Qualls-Quarles-L ArchivesArchiver > Qualls-Quarles > 1998-11 > 0910002730
From: "The Milam's" <>
Subject: More on John Quarles, Samuel Clements' (Clemens') Uncle
Date: Mon, 02 Nov 1998 02:32:10 -0800
"Summers were spent on the farm of his uncle John Quarles, who was
married to his mother's youngest sister. The farm , which was four
miles from Florida was a fascinating place of woods and prairie that
offered a welcome respite for both mother and child. 'It was a heavenly
place for a boy,' Samuel would remember.
For three months, he could enjoy himself, and his mother could rest
while other people worried about what he was up to.

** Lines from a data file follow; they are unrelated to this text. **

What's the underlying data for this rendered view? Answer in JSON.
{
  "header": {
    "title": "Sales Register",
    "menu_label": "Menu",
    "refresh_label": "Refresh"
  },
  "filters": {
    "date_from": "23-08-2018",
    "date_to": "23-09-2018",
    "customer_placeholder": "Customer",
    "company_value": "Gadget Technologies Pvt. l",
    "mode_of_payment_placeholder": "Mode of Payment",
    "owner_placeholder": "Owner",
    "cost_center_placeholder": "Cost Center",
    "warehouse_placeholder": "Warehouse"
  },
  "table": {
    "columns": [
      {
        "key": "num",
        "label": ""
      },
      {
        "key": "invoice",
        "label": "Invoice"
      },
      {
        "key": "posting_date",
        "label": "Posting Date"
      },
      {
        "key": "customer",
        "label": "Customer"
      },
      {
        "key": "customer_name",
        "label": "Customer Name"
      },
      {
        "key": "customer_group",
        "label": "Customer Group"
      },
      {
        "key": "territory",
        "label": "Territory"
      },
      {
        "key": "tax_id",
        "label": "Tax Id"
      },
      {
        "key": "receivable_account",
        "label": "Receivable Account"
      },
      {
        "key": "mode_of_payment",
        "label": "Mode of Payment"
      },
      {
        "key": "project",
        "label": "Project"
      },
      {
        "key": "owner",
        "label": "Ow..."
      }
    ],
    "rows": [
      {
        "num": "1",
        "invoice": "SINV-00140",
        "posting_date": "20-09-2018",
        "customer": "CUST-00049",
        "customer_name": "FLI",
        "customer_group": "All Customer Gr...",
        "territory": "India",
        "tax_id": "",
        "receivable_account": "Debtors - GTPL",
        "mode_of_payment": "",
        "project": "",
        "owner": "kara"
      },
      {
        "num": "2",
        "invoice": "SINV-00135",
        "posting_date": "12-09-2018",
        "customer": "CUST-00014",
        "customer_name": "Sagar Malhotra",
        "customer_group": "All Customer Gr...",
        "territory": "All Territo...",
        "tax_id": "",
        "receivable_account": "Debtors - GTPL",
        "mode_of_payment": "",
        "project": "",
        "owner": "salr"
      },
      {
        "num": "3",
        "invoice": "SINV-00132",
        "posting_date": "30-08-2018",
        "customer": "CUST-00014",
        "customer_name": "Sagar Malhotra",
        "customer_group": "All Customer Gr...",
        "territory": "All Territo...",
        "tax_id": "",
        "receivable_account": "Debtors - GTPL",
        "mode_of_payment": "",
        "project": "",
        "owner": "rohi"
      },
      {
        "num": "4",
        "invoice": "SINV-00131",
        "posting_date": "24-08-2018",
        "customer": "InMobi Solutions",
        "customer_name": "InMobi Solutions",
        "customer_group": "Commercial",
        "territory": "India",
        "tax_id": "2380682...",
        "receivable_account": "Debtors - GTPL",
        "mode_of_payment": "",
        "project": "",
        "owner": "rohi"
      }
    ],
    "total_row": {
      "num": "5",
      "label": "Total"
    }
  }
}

John Quarles also owned about a dozen slaves, all but one or two of them
members of the same family, and Sam spent much of his time with them.
'All the negroes were friends of ours', he said, 'and with those of our
own age we were ... comrades. and yet not comrades; color and condition
interposed a subtle line which both parties were conscious of and which
rendered fusion impossible.'
It was on his Uncle John's farm that Sam learned of the African-American
stories and folklore that would become such an important part of
Huckleberry Finn and other stories.
One of his more powerful memories of those summers was of "Uncle
Daniel," the head of the slave family.
It was from this middle-aged black man that Sam first heard 'The Golden
Arm,' a ghost story he later made famous by telling it to audiences
around the world.
'I can see the black and white children grouped on the hearth...,' he
recalled. 'We would huddle close about the old man, & begin to shudder
... & under the spell of his impressive delivery we always fell prey to
that climax at the end when the rigid black shape in the twilight sprang
at us with a shout.'
Daniel who also possessed the patience, friendliness, and loyalty Twain
would attribute over forty years later to the escaping slave, Jim, in
Huckleberry Finn. "Mark Twain (A biography I bought for my kids last
month through the Scholastic book orders that come from school) by
This children's book references Mark Twain's Notebooks, Journal and
letters compiled in several volumes by different groups of scholars.
The first author noted in each of the three different publications are
Frederick Anderson, Robert Pack Browning and Edgar Marques Branch, all
are published by Berkeley, University of California Press, published at
various dates in the 1970 and 1980s. Another of the many references
listed include an autobiography published in 1912 compiled by Albert
Bigelow Paine and an autobiography compiled in 1959 by Charles Neider.
These may list more direct sources of information. What I have sent to
the list is just from a couple of books I found around the house.